Reputation: 367
Sorry if this is a duplicate, however, the solutions pointed out aren't working for me. Most likely I am missing something basic here. I have a Dataframe like below:
inputDF: org.apache.spark.sql.DataFrame = [ts: string, id: string ... 20 more fields]
I am trying to filter some of the "rows" of interest here based on a field called "state" (of type String) by doing this (in Scala):
inputDF.filter(inputDF("state") == "BALANCED").show()
However this gives me an error:
<console>:143: error: overloaded method value filter with alternatives:
(func: org.apache.spark.api.java.function.FilterFunction[org.apache.spark.sql.Row])org.apache.spark.sql.Dataset[org.apache.spark.sql.Row] <and>
(func: org.apache.spark.sql.Row => Boolean)org.apache.spark.sql.Dataset[org.apache.spark.sql.Row] <and>
(conditionExpr: String)org.apache.spark.sql.Dataset[org.apache.spark.sql.Row] <and>
(condition: org.apache.spark.sql.Column)org.apache.spark.sql.Dataset[org.apache.spark.sql.Row]
cannot be applied to (Boolean)
inputDF.filter(inputDF("connState") == "BALANCED").show()

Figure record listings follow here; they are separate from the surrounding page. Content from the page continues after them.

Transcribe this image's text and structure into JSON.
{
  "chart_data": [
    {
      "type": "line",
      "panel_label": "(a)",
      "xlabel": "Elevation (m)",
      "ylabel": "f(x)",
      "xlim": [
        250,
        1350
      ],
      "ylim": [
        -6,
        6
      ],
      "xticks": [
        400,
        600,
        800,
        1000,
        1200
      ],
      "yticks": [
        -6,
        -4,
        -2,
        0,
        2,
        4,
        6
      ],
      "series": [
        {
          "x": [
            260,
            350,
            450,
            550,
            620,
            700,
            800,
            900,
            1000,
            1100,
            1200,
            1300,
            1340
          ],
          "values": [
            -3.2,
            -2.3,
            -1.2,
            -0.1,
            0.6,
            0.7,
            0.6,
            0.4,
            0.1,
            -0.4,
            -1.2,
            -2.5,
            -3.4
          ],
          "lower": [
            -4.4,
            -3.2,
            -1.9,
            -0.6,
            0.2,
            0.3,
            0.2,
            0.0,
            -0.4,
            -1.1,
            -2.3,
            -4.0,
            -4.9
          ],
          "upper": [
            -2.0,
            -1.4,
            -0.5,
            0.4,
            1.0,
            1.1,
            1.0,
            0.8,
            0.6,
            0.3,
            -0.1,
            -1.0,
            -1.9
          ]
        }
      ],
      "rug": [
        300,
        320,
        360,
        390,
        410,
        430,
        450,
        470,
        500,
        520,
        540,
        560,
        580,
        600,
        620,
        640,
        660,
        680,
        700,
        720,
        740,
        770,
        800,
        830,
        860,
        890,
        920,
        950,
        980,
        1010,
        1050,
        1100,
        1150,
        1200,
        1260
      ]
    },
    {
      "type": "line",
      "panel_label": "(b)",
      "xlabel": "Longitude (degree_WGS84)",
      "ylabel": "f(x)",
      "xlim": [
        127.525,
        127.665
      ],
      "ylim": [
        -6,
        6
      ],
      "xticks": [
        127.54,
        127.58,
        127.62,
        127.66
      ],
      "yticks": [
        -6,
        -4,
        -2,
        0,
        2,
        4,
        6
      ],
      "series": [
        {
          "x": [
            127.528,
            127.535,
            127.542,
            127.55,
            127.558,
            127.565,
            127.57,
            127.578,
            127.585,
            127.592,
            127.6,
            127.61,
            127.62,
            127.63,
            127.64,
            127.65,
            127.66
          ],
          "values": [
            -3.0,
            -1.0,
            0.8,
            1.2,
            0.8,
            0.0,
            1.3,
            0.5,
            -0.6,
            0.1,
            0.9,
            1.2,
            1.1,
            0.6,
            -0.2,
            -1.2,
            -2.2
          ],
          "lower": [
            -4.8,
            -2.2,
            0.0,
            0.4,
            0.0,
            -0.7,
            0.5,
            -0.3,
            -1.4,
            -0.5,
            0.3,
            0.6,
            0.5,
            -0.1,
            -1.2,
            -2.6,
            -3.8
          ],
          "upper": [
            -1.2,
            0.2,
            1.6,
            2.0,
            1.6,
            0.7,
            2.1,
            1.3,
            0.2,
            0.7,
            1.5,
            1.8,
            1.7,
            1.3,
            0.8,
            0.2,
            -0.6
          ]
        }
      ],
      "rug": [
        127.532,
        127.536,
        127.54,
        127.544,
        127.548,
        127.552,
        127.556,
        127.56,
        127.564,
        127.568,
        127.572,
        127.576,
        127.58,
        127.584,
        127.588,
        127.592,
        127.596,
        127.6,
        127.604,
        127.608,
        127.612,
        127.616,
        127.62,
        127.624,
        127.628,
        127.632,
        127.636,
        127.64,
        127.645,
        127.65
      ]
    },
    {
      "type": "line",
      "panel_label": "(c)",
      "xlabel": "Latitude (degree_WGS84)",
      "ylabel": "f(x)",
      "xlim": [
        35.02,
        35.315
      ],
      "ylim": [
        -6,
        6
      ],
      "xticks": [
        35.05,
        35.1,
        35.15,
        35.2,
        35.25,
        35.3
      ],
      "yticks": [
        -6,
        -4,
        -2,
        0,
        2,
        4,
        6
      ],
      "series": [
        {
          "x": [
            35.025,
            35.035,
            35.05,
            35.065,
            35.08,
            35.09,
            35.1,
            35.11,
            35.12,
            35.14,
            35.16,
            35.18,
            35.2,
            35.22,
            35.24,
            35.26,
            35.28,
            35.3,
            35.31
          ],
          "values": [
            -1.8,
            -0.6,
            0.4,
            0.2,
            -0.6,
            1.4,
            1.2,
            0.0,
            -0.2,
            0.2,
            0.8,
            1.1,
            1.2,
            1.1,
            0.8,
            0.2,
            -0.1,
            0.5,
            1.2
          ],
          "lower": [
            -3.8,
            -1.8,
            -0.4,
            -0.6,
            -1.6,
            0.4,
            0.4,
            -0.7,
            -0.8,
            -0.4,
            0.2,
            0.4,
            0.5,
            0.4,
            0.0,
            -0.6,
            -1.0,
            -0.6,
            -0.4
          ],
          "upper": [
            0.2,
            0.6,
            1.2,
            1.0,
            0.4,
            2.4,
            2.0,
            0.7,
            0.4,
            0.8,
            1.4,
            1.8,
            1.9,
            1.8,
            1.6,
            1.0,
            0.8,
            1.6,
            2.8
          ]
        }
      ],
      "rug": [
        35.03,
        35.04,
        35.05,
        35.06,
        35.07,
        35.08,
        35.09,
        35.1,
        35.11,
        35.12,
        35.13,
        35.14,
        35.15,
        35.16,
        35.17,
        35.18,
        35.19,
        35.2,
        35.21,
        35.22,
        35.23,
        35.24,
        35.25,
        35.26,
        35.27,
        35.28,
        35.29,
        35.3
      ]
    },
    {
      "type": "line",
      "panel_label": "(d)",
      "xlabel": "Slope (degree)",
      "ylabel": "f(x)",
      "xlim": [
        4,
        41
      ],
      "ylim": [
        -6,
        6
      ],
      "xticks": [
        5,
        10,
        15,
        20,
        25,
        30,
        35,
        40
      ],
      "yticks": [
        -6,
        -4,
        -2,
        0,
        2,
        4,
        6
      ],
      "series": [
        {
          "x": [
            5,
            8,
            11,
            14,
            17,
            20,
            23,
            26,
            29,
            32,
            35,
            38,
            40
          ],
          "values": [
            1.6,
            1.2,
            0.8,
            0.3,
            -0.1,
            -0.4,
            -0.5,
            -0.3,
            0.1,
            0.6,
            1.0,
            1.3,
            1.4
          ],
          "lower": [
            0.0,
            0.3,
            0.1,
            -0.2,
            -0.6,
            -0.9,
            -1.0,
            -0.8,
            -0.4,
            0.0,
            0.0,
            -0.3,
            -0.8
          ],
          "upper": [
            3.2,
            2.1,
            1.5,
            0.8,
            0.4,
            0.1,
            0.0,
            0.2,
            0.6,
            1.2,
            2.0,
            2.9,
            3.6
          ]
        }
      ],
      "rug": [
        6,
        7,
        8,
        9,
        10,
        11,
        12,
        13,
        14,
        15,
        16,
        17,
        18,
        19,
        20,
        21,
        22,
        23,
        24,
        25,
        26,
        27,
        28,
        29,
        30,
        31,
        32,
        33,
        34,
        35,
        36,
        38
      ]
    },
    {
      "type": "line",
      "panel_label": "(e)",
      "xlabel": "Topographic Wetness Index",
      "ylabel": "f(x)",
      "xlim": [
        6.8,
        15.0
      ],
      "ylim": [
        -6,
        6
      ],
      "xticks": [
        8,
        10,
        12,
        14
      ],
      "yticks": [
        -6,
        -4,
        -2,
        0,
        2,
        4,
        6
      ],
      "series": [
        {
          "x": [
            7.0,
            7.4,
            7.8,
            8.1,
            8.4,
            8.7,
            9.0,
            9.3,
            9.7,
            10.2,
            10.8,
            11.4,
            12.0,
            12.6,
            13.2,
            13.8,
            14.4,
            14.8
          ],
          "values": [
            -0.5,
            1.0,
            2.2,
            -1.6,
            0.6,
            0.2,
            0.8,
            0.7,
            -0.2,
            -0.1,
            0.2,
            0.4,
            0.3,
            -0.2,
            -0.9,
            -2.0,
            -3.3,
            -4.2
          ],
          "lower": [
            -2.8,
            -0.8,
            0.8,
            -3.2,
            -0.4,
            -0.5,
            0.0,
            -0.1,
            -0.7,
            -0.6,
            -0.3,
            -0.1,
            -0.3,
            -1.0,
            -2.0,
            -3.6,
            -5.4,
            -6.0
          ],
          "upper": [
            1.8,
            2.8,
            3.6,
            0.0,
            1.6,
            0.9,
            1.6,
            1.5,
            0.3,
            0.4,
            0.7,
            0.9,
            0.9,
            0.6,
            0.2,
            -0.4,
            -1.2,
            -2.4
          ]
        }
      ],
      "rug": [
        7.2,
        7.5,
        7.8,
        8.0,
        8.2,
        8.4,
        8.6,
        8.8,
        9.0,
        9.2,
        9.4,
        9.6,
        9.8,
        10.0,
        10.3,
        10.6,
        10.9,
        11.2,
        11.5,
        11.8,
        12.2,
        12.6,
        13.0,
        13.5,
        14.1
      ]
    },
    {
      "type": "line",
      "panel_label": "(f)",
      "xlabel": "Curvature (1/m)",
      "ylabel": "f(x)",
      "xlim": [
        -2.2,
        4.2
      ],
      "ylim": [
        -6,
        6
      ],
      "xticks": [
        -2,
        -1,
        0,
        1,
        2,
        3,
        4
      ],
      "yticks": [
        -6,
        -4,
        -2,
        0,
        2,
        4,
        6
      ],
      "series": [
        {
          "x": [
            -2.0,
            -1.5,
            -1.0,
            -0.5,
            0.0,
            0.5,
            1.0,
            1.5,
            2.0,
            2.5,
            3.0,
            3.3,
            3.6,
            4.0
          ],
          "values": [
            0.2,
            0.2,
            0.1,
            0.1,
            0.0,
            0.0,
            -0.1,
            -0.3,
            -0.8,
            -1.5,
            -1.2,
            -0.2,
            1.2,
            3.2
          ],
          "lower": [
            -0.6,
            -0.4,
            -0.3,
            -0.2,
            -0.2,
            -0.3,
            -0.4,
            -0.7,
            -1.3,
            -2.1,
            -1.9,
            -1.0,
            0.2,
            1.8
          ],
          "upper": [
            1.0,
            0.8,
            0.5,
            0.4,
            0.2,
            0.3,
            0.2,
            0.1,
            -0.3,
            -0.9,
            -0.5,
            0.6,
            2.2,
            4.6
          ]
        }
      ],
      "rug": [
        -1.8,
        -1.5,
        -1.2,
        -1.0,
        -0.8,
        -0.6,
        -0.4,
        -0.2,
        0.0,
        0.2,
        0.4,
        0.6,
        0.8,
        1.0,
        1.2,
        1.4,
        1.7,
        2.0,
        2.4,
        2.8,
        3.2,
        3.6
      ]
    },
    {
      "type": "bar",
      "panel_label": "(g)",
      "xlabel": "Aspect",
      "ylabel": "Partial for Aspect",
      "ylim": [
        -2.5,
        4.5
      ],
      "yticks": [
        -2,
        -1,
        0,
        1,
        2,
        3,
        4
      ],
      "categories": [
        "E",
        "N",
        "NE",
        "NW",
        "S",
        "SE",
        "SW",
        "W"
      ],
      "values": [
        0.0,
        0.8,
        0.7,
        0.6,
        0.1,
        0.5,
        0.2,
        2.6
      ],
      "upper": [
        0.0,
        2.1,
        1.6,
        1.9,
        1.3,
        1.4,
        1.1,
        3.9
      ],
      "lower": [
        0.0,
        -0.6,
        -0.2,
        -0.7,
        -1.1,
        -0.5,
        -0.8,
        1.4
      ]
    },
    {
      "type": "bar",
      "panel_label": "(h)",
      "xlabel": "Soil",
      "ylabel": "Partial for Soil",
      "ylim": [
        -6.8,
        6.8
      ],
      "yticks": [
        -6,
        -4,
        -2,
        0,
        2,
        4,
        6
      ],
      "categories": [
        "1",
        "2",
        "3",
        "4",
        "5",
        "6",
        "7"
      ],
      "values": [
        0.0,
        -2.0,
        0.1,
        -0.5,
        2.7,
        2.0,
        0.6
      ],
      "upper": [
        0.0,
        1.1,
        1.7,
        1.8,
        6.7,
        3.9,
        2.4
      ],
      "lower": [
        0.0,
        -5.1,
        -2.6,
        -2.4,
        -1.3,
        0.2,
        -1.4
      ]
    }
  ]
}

Can someone please point out what is incorrect here ? I followed few examples including the one in https://rklicksolutions.wordpress.com/2016/03/03/tutorial-spark-1-6-sql-and-dataframe-operations/ but can't figure out whats wrong.
Upvotes: 1
Views: 3453
Reputation: 367
Looks like I need to use === instead of ==
inputDF.filter(inputDF("state") === "BALANCED").show()
is doing what I want.
Upvotes: 2